Der Blick nach vorn: Die größten Änderungen der Negativliste in Xi Jinpings Amtszeit – die Öffnung für ausländische Autobauer und Finanzdienstleister – liegen schon eine Weile zurück. Die aktuellen Änderungen betreffen den Buchdruck, der durch andere Beschränkungen im Verlagswesen ein Nischenmarkt ist, und die Herstellung von Produkten der Traditionellen Chinesischen Medizin (TCM), die für europäische Unternehmen wenig attraktiv ist. Krankenhäuser in sieben chinesischen Städten und der Provinz Hainan dürfen künftig zu 100 Prozent in ausländischem Besitz sein. In vier Freihandelszonen öffnet China die Bereiche Stammzellen und Gendiagnose für ausländische Investoren. Das betrifft allerdings nur wenige Unternehmen. Ein aktuelles Positionspapier der Europäischen Handelskammer in China bestätigt, dass der Marktzugang nicht der Hauptgrund für den Rückgang ausländischer Investitionen in China ist. Ausschlaggebend seien die trüben Aussichten für Chinas Wirtschaft und unvorhersehbare politische Entwicklungen in Beijing, Washington, Brüssel und den europäischen Hauptstädten.

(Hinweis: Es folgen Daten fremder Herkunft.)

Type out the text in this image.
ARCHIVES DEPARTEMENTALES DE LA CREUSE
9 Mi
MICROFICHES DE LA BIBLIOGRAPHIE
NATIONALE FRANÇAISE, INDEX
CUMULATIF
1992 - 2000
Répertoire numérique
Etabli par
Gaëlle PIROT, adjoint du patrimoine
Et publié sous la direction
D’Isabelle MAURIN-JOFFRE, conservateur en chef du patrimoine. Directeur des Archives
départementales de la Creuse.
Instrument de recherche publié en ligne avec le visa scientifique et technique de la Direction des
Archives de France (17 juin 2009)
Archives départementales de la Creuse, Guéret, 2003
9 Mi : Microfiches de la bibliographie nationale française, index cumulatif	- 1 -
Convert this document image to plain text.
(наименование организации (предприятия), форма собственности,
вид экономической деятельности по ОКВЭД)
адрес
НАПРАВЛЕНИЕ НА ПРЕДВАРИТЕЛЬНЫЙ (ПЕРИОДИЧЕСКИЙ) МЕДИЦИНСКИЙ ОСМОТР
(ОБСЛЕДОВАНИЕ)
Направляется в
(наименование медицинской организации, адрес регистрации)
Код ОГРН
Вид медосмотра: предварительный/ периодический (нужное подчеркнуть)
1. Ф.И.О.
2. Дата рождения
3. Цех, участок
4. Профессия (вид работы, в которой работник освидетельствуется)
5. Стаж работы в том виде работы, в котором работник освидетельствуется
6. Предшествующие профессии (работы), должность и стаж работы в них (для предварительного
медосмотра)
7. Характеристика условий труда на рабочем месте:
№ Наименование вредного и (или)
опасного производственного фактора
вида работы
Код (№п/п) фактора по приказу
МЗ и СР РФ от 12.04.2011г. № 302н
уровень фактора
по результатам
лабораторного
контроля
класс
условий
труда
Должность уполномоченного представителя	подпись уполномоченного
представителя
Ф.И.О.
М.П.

MERICS-Analyse: „Die minimalen Anpassungen der Negativliste für ausländische Investitionen und das Festhalten an anderen Hindernissen lassen darauf schließen, dass Beijing mit dem aktuellen Grad an Offenheit zufrieden ist”, sagt MERICS-Experte Jacob Gunter. „Unternehmen hatten früher ein großes Interesse an Investitionen in China. Das Gewinnversprechen ist inzwischen aber ein Bruchteil von damals, weil gesamtwirtschaftliche und politische Faktoren die Stimmung unter Investoren trüben.“
Medienberichte und Quellen:
- State Council: Foreign Investment Negative List (2024 edition)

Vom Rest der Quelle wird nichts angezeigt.